A coming tidal wave: The opioid epidemic is about to get a whole lot worse
- The opioid epidemic in the U.S. has progressed in three distinct phases since 1999, claiming at least a half a million lives so far.
- We are now in the midst of an unprecedented fourth wave, triggered by COVID-19 and new formulations of illicit opioids, which will cause overdose deaths to skyrocket as never before.
- With around $38 billion in opioid settlement money coming to states and localities, we must immediately confront the burgeoning opioid epidemic with widely available treatments and mass awareness campaigns.
According to the most recent CDC data, there were an estimated 75,673 opioid overdose deaths in the U.S. during the 12-month period ending in April 2021, an astounding increase of 35% from the 56,064 deaths during the same period the year before. And as a team of public health experts in the U.S. now predicts in a paper published in the journal JAMA Network Open, that tragic statistic is about to get a whole lot worse.
Looking at comprehensive data from the CDC on opioid-involved overdose deaths between 1999 and 2020, lead author Dr. Lori Ann Post, Director of the Buehler Center for Health Policy and Economics at Northwestern University, and her colleagues described how America’s opioid epidemic, which has claimed more than half a million lives so far, has played out in three distinct waves.
“This fourth wave will be worse than it’s ever been before.”
Dr. Lori Ann Post
The first wave began in 1999 when opioid prescription rates skyrocketed, and drugs like Oxycontin, Vicodin, and Percocet grew mainstream, leading unsuspecting patients to become addicted to their painkillers in the wake of medical procedures. A smaller second wave started ten years later, when overdose deaths from heroin spiked. In 2013, a startling third wave kicked off, fueled by the rise of illicitly manufactured fentanyl, a synthetic opioid that is 50-100 times stronger than morphine.
We are now in the early stages of an even more devastating fourth wave, the researchers say. “We have the highest escalation rate for the first time in America, and this fourth wave will be worse than it’s ever been before,” Post said in a statement. “It’s going to mean mass death.”
Post and her colleagues found that opioid overdoses are skyrocketing in all parts of the U.S., from rural towns and cities, to the suburbs, to urban centers. Driving this terrifying increase is the COVID-19 pandemic, but also the addition of stimulants like methamphetamines and cocaine to the illicit opioid supply, as well as increasing abuse of an even more powerful opioid, carfentanil, which is used by veterinarians to anesthetize large animals like elephants and bears. Carfentanil is 50 to 100 times more potent than fentanyl — which means it is about 1,000 times more potent than morphine.
The resulting slurry of intoxicants is so powerful that it’s even diminishing the life-saving effects of overdose-reversing drugs like naloxone. Naloxone, commonly given as a nasal spray under the brand name Narcan, can reverse an opioid overdose in minutes by binding to opioid receptors found all over the body, kicking out any opioids that may have been plugged into those receptors that were essentially slowing the body’s functions to a complete standstill.

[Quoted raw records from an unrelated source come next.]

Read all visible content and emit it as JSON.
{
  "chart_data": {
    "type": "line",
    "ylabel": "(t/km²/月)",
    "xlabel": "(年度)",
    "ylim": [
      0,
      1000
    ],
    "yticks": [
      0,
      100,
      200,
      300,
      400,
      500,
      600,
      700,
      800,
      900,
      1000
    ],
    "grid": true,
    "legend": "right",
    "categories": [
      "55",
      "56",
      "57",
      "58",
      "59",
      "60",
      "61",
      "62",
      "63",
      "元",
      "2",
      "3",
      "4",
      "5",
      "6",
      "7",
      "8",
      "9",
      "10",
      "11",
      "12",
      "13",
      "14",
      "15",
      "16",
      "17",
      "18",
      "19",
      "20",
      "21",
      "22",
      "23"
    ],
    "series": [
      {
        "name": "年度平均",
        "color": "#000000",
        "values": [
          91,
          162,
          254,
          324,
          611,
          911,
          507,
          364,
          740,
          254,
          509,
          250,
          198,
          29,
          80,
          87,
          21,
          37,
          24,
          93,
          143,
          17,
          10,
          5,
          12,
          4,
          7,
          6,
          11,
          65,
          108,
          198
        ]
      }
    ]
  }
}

Naloxone effectively gives the body a miraculous jump start from the brink of a numbing death.
Though the researchers’ prediction of “mass death” is indeed dire, it calls for immediate action, not despair. “We need to look at opioid addiction and overdose prevention immediately,” Post said.
With somewhere around $38 billion in opioid settlement money coming to states and localities from drugmakers like Johnson & Johnson, Purdue Pharma, Teva Pharmaceuticals, and AbbVie, there should be copious resources to provide free, medication-assisted treatment to those suffering from opioid addiction, raise awareness about the immense dangers of illicit opioids, and crack down on the individuals flooding our communities with these absolutely devastating drugs. It is indeed a matter of life and death.